Sharansky talked briefly about how his own travails related to these political prisoners. And I gave a speech about what ethnic communities can learn from the Soviet Jewry movement about how to mobilize and inspire wider interest in what might seem like parochial causes. It fed right into Wolf’s point about the need for activism to happen outside Congress from the ground up.
I wish I had said something different. I wish I had told the congressman that he had misread my book if he thought its message was that there was no role for lawmakers to play when it came to human rights beyond holding hearings in front of a sole C-SPAN camera. After all, one of the great heroes of the Soviet Jewry movement was Senator Henry “Scoop” Jackson, who did not wait for American Jews to galvanize the issue. He faced all kinds of resistance from Jewish leaders to his idea of making America’s trade relationship with the Soviet Union contingent on its human rights record — what became the Jackson-Vanik amendment. He had to cajole and yell and twist arms like an LBJ. It was largely through this pressure, from the top down, that a constituency eventually formed and became the united front that convinced the rest of Congress to support the amendment.
That was what I learned from my book about how revolutionary policy gets made by those in Congress. They have to extend themselves beyond the House and Senate and try to build a power base in support of a cause, especially when the president — like Richard Nixon then, and Obama now — is resistant to taking up causes.

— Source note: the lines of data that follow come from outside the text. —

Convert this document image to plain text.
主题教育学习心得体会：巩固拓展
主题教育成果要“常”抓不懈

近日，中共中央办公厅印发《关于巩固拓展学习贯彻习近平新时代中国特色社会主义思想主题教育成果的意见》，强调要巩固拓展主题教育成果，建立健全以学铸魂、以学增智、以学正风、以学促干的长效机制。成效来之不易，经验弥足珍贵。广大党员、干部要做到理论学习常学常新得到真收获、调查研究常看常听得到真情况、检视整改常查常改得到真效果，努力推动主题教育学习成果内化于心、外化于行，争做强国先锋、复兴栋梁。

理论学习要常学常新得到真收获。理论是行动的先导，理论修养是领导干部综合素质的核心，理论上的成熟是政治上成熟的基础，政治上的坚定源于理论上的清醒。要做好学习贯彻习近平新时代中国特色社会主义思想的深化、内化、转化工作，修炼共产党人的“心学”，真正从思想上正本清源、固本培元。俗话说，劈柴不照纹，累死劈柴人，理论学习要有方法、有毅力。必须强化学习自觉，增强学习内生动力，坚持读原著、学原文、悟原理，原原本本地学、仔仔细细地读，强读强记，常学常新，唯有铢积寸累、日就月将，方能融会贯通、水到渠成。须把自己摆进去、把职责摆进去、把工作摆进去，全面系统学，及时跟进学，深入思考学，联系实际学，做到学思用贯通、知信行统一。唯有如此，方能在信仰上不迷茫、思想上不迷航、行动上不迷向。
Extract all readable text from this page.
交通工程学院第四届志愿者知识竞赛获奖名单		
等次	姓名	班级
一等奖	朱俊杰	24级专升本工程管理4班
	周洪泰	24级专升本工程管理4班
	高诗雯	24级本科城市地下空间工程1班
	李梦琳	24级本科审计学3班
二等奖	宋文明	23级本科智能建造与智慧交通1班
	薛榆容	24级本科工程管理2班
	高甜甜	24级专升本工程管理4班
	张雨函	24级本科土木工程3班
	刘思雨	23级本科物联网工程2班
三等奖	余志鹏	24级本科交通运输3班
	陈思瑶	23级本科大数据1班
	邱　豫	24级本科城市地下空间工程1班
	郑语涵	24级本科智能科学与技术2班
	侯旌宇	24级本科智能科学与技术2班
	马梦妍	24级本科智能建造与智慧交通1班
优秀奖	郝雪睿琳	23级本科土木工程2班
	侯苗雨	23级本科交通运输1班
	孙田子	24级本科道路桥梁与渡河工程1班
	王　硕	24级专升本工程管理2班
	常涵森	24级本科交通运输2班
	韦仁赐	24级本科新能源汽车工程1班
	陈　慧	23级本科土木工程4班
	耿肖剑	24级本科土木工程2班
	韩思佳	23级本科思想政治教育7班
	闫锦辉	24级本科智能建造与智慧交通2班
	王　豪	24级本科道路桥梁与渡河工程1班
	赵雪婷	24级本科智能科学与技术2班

My day in Congress ended with me wandering around the hallowed halls for a few more hours. I walked into the gallery of the House, which wasn’t in session anymore, and sat down. I was alone in the chamber. And even then the room didn’t feel all that big. I thought about something curious that had happened during the hearing: An aide whispered in Wolf’s ear, and suddenly the congressman announced that a number of parents of Vietnamese political prisoners had shown up on their own and were in the audience. Wolf asked them to stand up and identify themselves. One by one, three fathers stood quietly, and each said his child’s name, overwhelmed, it seemed to me, by his few seconds in the spotlight. Wolf called over to the person from the state department: “Jot down their names, okay?”
I’m sure they were expecting more than that.